Niña buena, niña errada
Una vez, una niña que en su inocencia pensó que las personas buenas siempre conseguían cosas buenas, empezó a vivir conforme sus padres le habían educado. Todos los días rememoraba aquella frase de su progenitor: Los buenos viven peor, los malos consiguen lo que quieren, pero el tiempo pone a todo el mundo en su lugar; y los buenos viven con la conciencia tranquila mientras los malos mueren en solitario.

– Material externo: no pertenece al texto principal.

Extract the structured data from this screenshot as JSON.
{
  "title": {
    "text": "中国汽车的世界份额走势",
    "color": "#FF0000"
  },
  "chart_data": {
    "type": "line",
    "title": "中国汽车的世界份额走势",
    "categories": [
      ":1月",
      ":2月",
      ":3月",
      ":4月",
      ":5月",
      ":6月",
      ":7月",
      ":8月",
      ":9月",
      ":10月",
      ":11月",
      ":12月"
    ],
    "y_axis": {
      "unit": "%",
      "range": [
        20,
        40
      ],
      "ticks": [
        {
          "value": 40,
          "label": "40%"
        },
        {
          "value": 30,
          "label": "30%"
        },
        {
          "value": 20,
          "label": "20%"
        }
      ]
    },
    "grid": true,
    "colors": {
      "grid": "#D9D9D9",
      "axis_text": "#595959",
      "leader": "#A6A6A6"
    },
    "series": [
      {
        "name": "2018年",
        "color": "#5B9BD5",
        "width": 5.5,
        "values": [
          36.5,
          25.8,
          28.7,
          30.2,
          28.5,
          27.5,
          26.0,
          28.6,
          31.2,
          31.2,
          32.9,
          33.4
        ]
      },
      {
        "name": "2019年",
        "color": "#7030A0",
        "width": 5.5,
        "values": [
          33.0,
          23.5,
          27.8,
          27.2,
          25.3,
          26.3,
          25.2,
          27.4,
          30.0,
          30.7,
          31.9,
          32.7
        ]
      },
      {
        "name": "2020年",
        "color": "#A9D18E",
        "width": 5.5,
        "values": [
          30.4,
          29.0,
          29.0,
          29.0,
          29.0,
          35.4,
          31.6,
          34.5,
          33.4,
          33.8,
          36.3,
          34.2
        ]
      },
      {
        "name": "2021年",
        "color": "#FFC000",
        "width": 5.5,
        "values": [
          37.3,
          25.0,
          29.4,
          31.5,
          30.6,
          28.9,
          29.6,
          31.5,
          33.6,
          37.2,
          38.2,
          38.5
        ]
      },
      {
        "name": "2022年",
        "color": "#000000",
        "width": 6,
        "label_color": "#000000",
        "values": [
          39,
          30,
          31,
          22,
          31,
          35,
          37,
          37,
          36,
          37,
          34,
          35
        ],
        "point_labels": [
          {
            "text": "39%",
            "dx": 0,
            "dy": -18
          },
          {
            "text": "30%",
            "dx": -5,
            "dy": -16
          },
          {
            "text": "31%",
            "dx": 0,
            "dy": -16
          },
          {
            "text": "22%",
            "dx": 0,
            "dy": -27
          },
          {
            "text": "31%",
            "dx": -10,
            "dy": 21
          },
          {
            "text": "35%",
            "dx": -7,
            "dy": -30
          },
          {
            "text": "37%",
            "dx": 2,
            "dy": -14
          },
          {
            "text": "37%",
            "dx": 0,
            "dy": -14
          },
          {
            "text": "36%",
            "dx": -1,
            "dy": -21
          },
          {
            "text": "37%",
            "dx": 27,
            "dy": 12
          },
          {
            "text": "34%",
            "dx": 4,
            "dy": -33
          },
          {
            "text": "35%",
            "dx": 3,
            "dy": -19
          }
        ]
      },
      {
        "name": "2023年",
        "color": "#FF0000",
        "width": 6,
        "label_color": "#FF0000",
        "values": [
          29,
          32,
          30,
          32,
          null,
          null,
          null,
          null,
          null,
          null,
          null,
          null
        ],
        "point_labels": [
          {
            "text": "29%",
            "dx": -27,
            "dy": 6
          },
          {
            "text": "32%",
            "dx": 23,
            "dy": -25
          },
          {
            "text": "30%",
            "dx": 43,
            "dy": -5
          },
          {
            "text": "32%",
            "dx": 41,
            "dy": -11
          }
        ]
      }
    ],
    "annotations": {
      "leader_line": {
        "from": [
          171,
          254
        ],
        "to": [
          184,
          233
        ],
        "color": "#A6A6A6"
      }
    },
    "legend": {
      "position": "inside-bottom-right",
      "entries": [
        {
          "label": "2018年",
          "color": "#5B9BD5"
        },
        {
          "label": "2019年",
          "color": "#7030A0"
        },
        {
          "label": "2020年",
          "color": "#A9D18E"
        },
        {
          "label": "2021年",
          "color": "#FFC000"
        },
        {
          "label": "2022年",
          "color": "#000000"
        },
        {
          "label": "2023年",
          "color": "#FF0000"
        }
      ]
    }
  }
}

Nuestra protagonista, la niña, hizo caso a su papá, intentó ayudar a todo el mundo sin esperar nada a cambio, intentó dar cuanto poseía al resto de gente, a sus familiares, a sus amigos, a todo aquel que se acercara mínimamente. Con el tiempo, aquellas personas en las que había confiado la engañaron, abandonándola, aprovechándose de ella y lo peor de todo, la acusaron injustamente de su comportamiento, alegando que nadie podía ser como ella si no era para conseguir algo a cambio.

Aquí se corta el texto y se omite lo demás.